「20代はとにかくキャリアを積んで、ただの主婦になった姉に差をつけてやろうと思っていました」
恋愛よりも仕事を優先させる生活。26歳から4年付き合ってきた同い歳の恋人に29歳のときにプロポーズされたが、結婚したら仕事が思い切りできなくなる気がして、それに答えることができなかった。
「今から考えれば浅はかでした。彼よりも、もっとスペックのいい人が現れると思っていたんですから」
33歳のときに「もう誰もいない」
恋人と別れてからは、ゆるい婚活を始めた。独身の友達と婚活パーティーや出会い系の居酒屋やバーなどに、時間があると通うようになった。
「そういう場に出向いていくと、一流会社に勤めている男性はすぐに名刺をくださるんですよね。で、連絡先を交換するんですが、1、2度食事をすると終わってしまう。付き合うようになっても、3カ月程度しか続かない。そうこうしているうちに33歳になっていました」
このままでは、まずい。浮ついた出会いではなく、地に足をつけて本当に結婚できる相手を探さなくては。そう思い、改めて自分の周りにいる独身男性を今一度掘り起こしてみた。

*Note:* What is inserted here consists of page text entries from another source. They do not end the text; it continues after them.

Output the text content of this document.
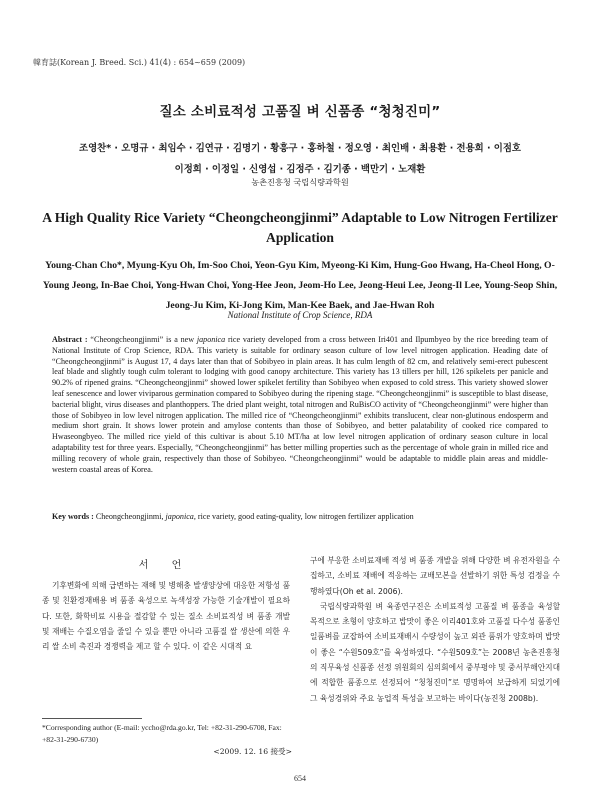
韓育誌(Korean J. Breed. Sci.) 41(4) : 654~659 (2009)
질소 소비료적성 고품질 벼 신품종 “청청진미”
조영찬* · 오명규 · 최임수 · 김연규 · 김명기 · 황흥구 · 홍하철 · 정오영 · 최인배 · 최용환 · 전용희 · 이점호
이정희 · 이정일 · 신영섭 · 김정주 · 김기종 · 백만기 · 노재환
농촌진흥청 국립식량과학원
A High Quality Rice Variety “Cheongcheongjinmi” Adaptable to Low Nitrogen Fertilizer Application
Young-Chan Cho*, Myung-Kyu Oh, Im-Soo Choi, Yeon-Gyu Kim, Myeong-Ki Kim, Hung-Goo Hwang, Ha-Cheol Hong, O-Young Jeong, In-Bae Choi, Yong-Hwan Choi, Yong-Hee Jeon, Jeom-Ho Lee, Jeong-Heui Lee, Jeong-Il Lee, Young-Seop Shin, Jeong-Ju Kim, Ki-Jong Kim, Man-Kee Baek, and Jae-Hwan Roh
National Institute of Crop Science, RDA
Abstract : “Cheongcheongjinmi” is a new japonica rice variety developed from a cross between Iri401 and Ilpumbyeo by the rice breeding team of National Institute of Crop Science, RDA. This variety is suitable for ordinary season culture of low level nitrogen application. Heading date of “Cheongcheongjinmi” is August 17, 4 days later than that of Sobibyeo in plain areas. It has culm length of 82 cm, and relatively semi-erect pubescent leaf blade and slightly tough culm tolerant to lodging with good canopy architecture. This variety has 13 tillers per hill, 126 spikelets per panicle and 90.2% of ripened grains. “Cheongcheongjinmi” showed lower spikelet fertility than Sobibyeo when exposed to cold stress. This variety showed slower leaf senescence and lower viviparous germination compared to Sobibyeo during the ripening stage. “Cheongcheongjinmi” is susceptible to blast disease, bacterial blight, virus diseases and planthoppers. The dried plant weight, total nitrogen and RuBisCO activity of “Cheongcheongjinmi” were higher than those of Sobibyeo in low level nitrogen application. The milled rice of “Cheongcheongjinmi” exhibits translucent, clear non-glutinous endosperm and medium short grain. It shows lower protein and amylose contents than those of Sobibyeo, and better palatability of cooked rice compared to Hwaseongbyeo. The milled rice yield of this cultivar is about 5.10 MT/ha at low level nitrogen application of ordinary season culture in local adaptability test for three years. Especially, “Cheongcheongjinmi” has better milling properties such as the percentage of whole grain in milled rice and milling recovery of whole grain, respectively than those of Sobibyeo. “Cheongcheongjinmi” would be adaptable to middle plain areas and middle-western coastal areas of Korea.
Key words : Cheongcheongjinmi, japonica, rice variety, good eating-quality, low nitrogen fertilizer application
서 언

기후변화에 의해 급변하는 재해 및 병해충 발생양상에 대응한 저항성 품종 및 친환경재배용 벼 품종 육성으로 녹색성장 가능한 기술개발이 필요하다. 또한, 화학비료 시용을 절감할 수 있는 질소 소비료적성 벼 품종 개발 및 재배는 수질오염을 줄일 수 있을 뿐만 아니라 고품질 쌀 생산에 의한 우리 쌀 소비 촉진과 경쟁력을 제고 할 수 있다. 이 같은 시대적 요

구에 부응한 소비료재배 적성 벼 품종 개발을 위해 다양한 벼 유전자원을 수집하고, 소비료 재배에 적응하는 교배모본을 선발하기 위한 특성 검정을 수행하였다(Oh et al. 2006).

국립식량과학원 벼 육종연구진은 소비료적성 고품질 벼 품종을 육성할 목적으로 초형이 양호하고 밥맛이 좋은 이리401호와 고품질 다수성 품종인 일품벼를 교잡하여 소비료재배시 수량성이 높고 외관 품위가 양호하며 밥맛이 좋은 “수원509호”를 육성하였다. “수원509호”는 2008년 농촌진흥청의 직무육성 신품종 선정 위원회의 심의회에서 중부평야 및 중서부해안지대에 적합한 품종으로 선정되어 “청청진미”로 명명하여 보급하게 되었기에 그 육성경위와 주요 농업적 특성을 보고하는 바이다(농진청 2008b).

*Corresponding author (E-mail: yccho@rda.go.kr, Tel: +82-31-290-6708, Fax: +82-31-290-6730)
<2009. 12. 16 接受>
654
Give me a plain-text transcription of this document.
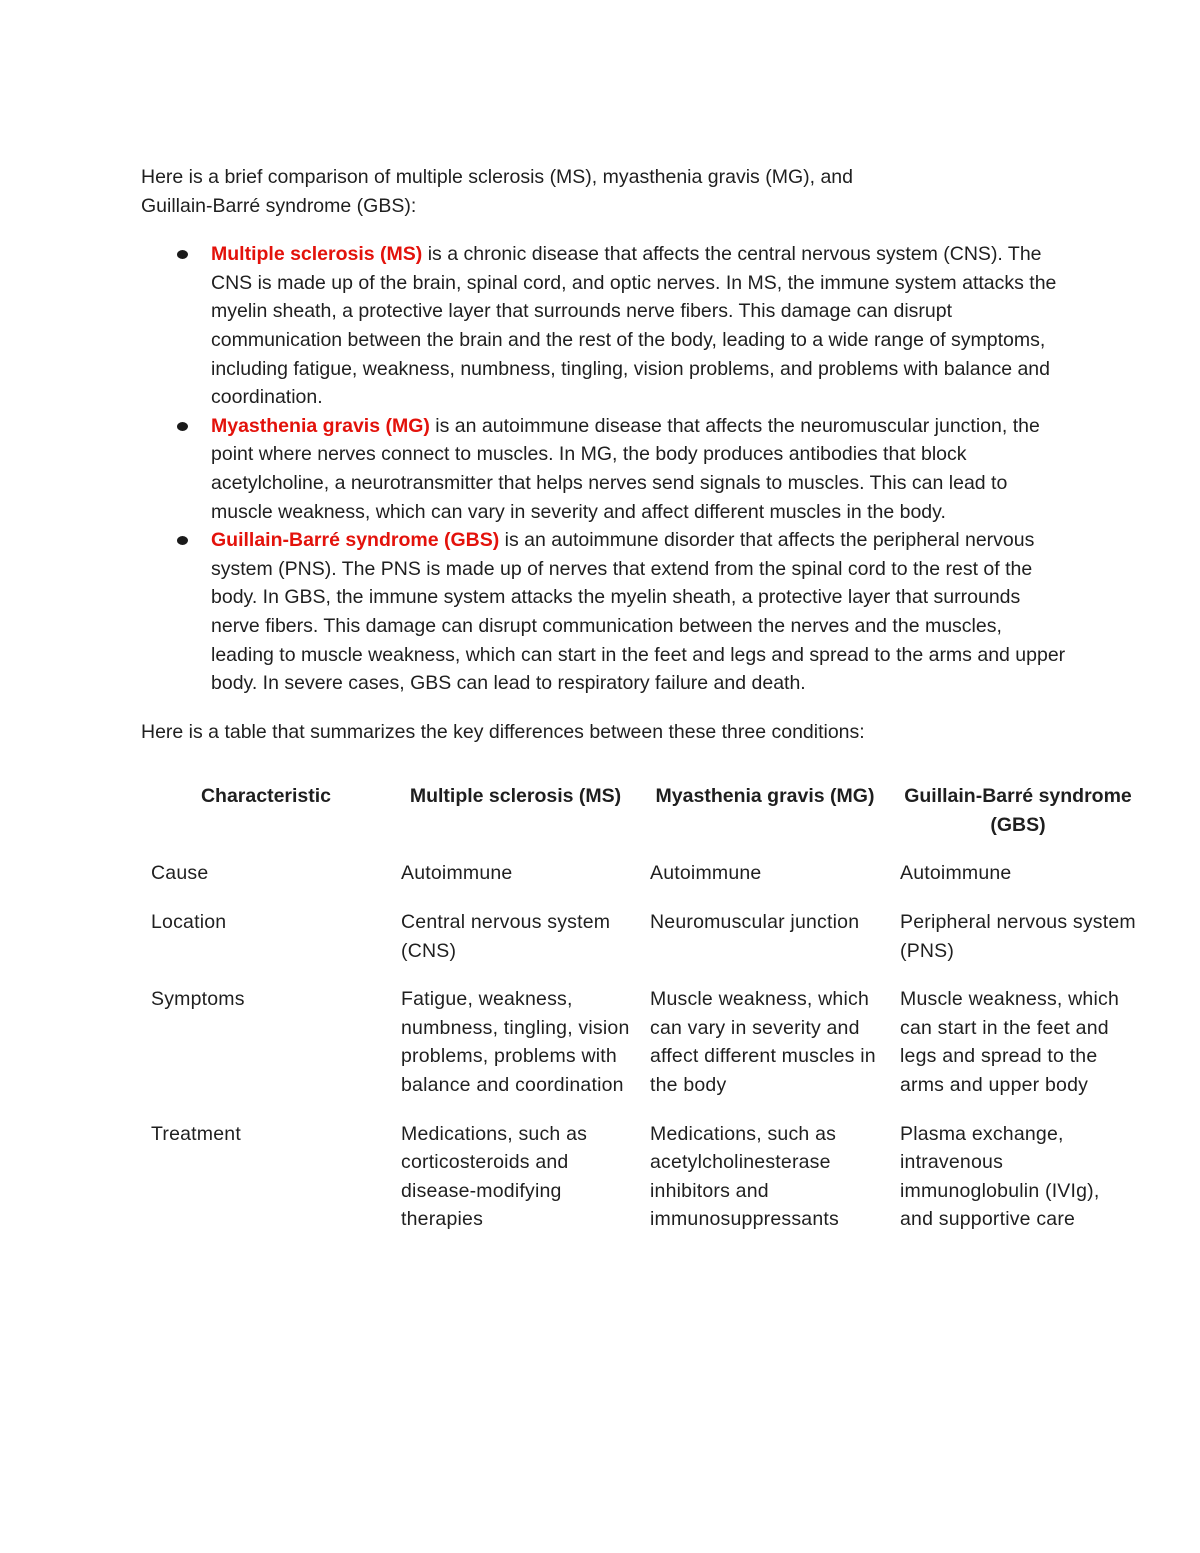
Here is a brief comparison of multiple sclerosis (MS), myasthenia gravis (MG), and
Guillain-Barré syndrome (GBS):

Multiple sclerosis (MS) is a chronic disease that affects the central nervous system (CNS). The CNS is made up of the brain, spinal cord, and optic nerves. In MS, the immune system attacks the myelin sheath, a protective layer that surrounds nerve fibers. This damage can disrupt communication between the brain and the rest of the body, leading to a wide range of symptoms, including fatigue, weakness, numbness, tingling, vision problems, and problems with balance and coordination.
Myasthenia gravis (MG) is an autoimmune disease that affects the neuromuscular junction, the point where nerves connect to muscles. In MG, the body produces antibodies that block acetylcholine, a neurotransmitter that helps nerves send signals to muscles. This can lead to muscle weakness, which can vary in severity and affect different muscles in the body.
Guillain-Barré syndrome (GBS) is an autoimmune disorder that affects the peripheral nervous system (PNS). The PNS is made up of nerves that extend from the spinal cord to the rest of the body. In GBS, the immune system attacks the myelin sheath, a protective layer that surrounds nerve fibers. This damage can disrupt communication between the nerves and the muscles, leading to muscle weakness, which can start in the feet and legs and spread to the arms and upper body. In severe cases, GBS can lead to respiratory failure and death.

Here is a table that summarizes the key differences between these three conditions:

Characteristic	Multiple sclerosis (MS)	Myasthenia gravis (MG)	Guillain-Barré syndrome (GBS)
Cause	Autoimmune	Autoimmune	Autoimmune
Location	Central nervous system (CNS)	Neuromuscular junction	Peripheral nervous system (PNS)
Symptoms	Fatigue, weakness, numbness, tingling, vision problems, problems with balance and coordination	Muscle weakness, which can vary in severity and affect different muscles in the body	Muscle weakness, which can start in the feet and legs and spread to the arms and upper body
Treatment	Medications, such as corticosteroids and disease-modifying therapies	Medications, such as acetylcholinesterase inhibitors and immunosuppressants	Plasma exchange, intravenous immunoglobulin (IVIg), and supportive care
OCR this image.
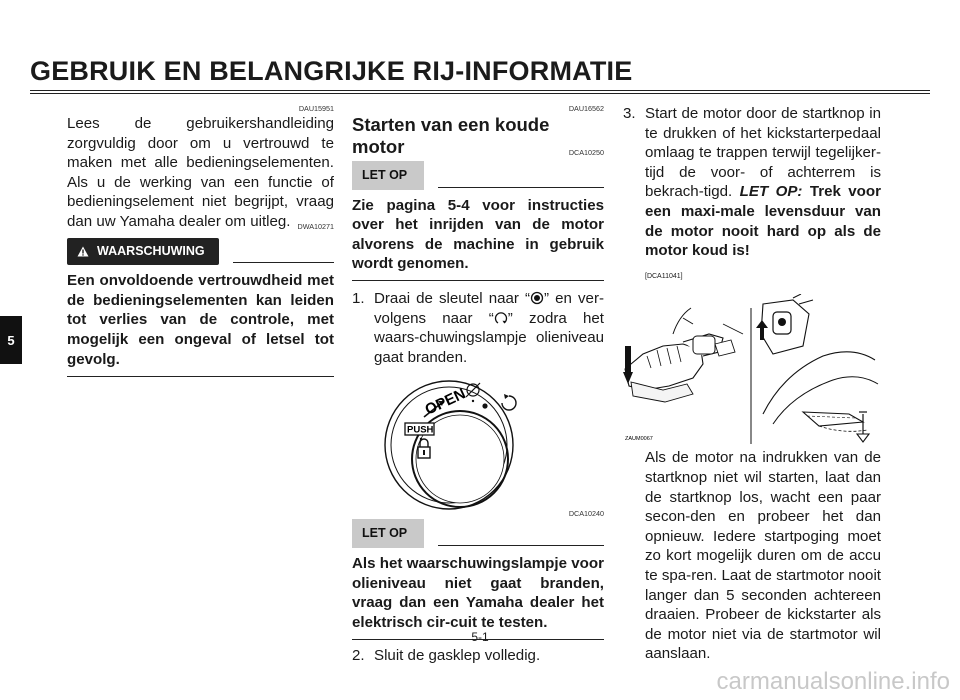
GEBRUIK EN BELANGRIJKE RIJ-INFORMATIE
5
DAU15951
Lees de gebruikershandleiding zorgvuldig door om u vertrouwd te maken met alle bedieningselementen. Als u de werking van een functie of bedieningselement niet begrijpt, vraag dan uw Yamaha dealer om uitleg. DWA10271
WAARSCHUWING
Een onvoldoende vertrouwdheid met de bedieningselementen kan leiden tot verlies van de controle, met mogelijk een ongeval of letsel tot gevolg.
DAU16562
Starten van een koude motor	DCA10250
LET OP
Zie pagina 5-4 voor instructies over het inrijden van de motor alvorens de machine in gebruik wordt genomen.
1. Draai de sleutel naar “ ” en ver-volgens naar “ ” zodra het waars-chuwingslampje olieniveau gaat branden.
OPEN
PUSH
DCA10240
LET OP
Als het waarschuwingslampje voor olieniveau niet gaat branden, vraag dan een Yamaha dealer het elektrisch cir-cuit te testen.
2. Sluit de gasklep volledig.
3. Start de motor door de startknop in te drukken of het kickstarterpedaal omlaag te trappen terwijl tegelijker-tijd de voor- of achterrem is bekrach-tigd. LET OP: Trek voor een maxi-male levensduur van de motor nooit hard op als de motor koud is!
[DCA11041]
ZAUM0067
Als de motor na indrukken van de startknop niet wil starten, laat dan de startknop los, wacht een paar secon-den en probeer het dan opnieuw. Iedere startpoging moet zo kort mogelijk duren om de accu te spa-ren. Laat de startmotor nooit langer dan 5 seconden achtereen draaien. Probeer de kickstarter als de motor niet via de startmotor wil aanslaan.
5-1
carmanualsonline.info
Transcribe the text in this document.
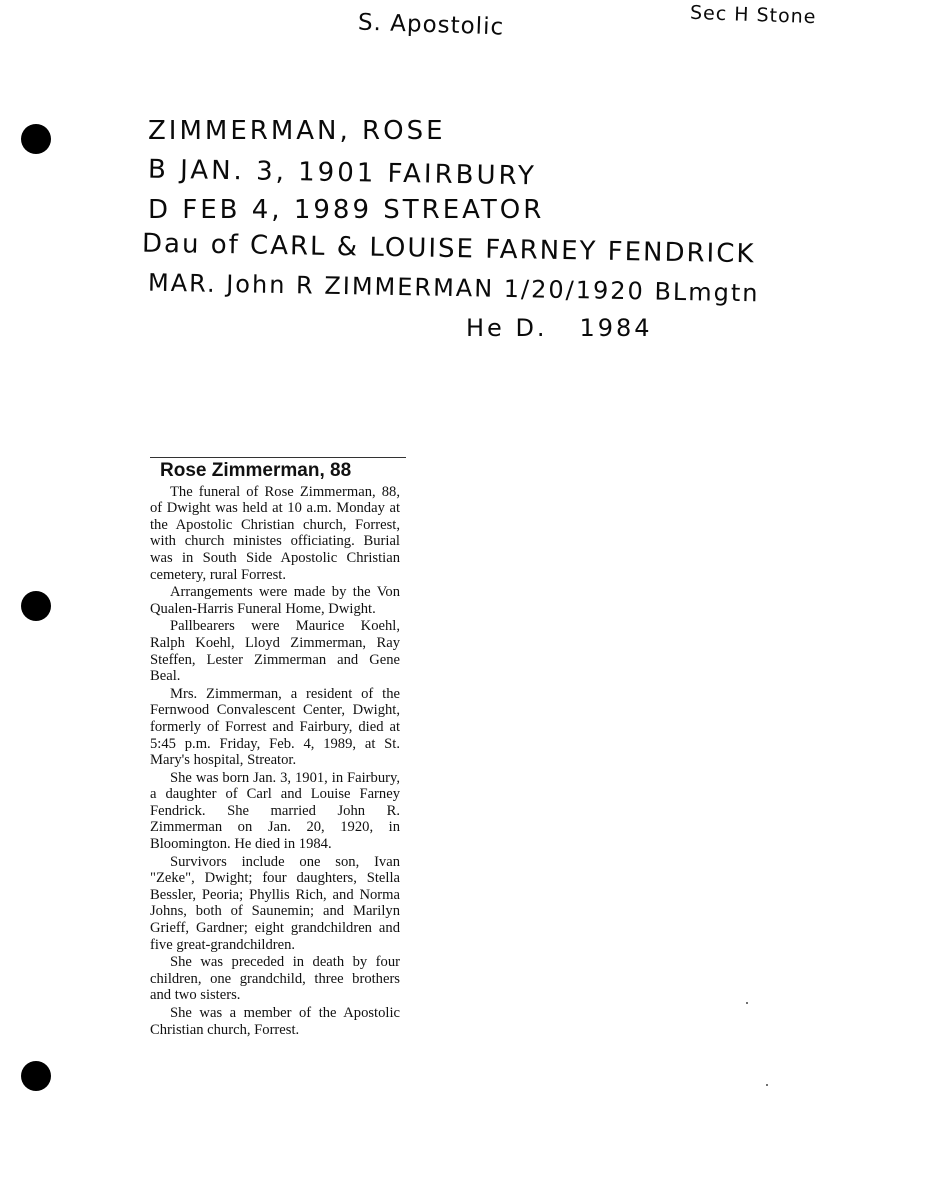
S. Apostolic	Sec H Stone
ZIMMERMAN, ROSE
B JAN. 3, 1901 FAIRBURY
D FEB 4, 1989 STREATOR
Dau of CARL & LOUISE FARNEY FENDRICK
MAR. John R ZIMMERMAN 1/20/1920 BLmgtn
He D.   1984
Rose Zimmerman, 88

The funeral of Rose Zimmerman, 88, of Dwight was held at 10 a.m. Monday at the Apostolic Christian church, Forrest, with church ministes officiating. Burial was in South Side Apostolic Christian cemetery, rural Forrest.

Arrangements were made by the Von Qualen-Harris Funeral Home, Dwight.

Pallbearers were Maurice Koehl, Ralph Koehl, Lloyd Zimmerman, Ray Steffen, Lester Zimmerman and Gene Beal.

Mrs. Zimmerman, a resident of the Fernwood Convalescent Center, Dwight, formerly of Forrest and Fairbury, died at 5:45 p.m. Friday, Feb. 4, 1989, at St. Mary's hospital, Streator.

She was born Jan. 3, 1901, in Fairbury, a daughter of Carl and Louise Farney Fendrick. She married John R. Zimmerman on Jan. 20, 1920, in Bloomington. He died in 1984.

Survivors include one son, Ivan "Zeke", Dwight; four daughters, Stella Bessler, Peoria; Phyllis Rich, and Norma Johns, both of Saunemin; and Marilyn Grieff, Gardner; eight grandchildren and five great-grandchildren.

She was preceded in death by four children, one grandchild, three brothers and two sisters.

She was a member of the Apostolic Christian church, Forrest.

「そうしたら大学時代の友人、会社関係の人、すてきだなと思う人は、みんな結婚していた。20代の頃とは、明らかに周りの景色が変わっていました。そのときに“ああ、私は出遅れたんだな”というのを痛感しました。急に焦り出しましたが、遅すぎました」
そんなときに出会ったのが、1週間前に振られた6つ下の昭一だった。
昭一と出会ったのは、佐知子が一人暮らしをしていたアパートの近くにある居酒屋だ。そこは、女店主の手料理が食べられる小さな店なのだが、地元の人たちが集まる憩いの場になっていた。また、世話好きの女店主が、男女のお客さんの仲を取り持ってくれることでも有名だった。
「さっちゃん、彼、年下だけど、どう? 会社もしっかりしているし、結婚するにはいいんじゃない? もう30も半ばになったら、なるべく若い人と結婚したほうがいいわよ。40過ぎの人と結婚したら、子どもが成人する前に働き手になる父親が定年になっちゃう。彼、『自分は口下手だから、年下よりも年上の女性のほうがいい』って、この間言っていたの」
カウンターの隅で1人黙々と焼肉定食を食べていた昭一に目配せをしながら言った。その日はあいさつをした程度だったが、その後、「今、彼がお店に来たから、ちょっと飲みにきたら?」と連絡をもらったり、彼にもそんなはからいをしたりしていたようで、店で会う回数も増え、仲良くなっていった。
そして、ある夜、したたかに酔っ払った昭一が佐知子を送ってくれた。アパートの前で抱きしめられ、キスをされ、「部屋に行きたい」という彼をそのまま招き入れ、その夜、男女の関係になった。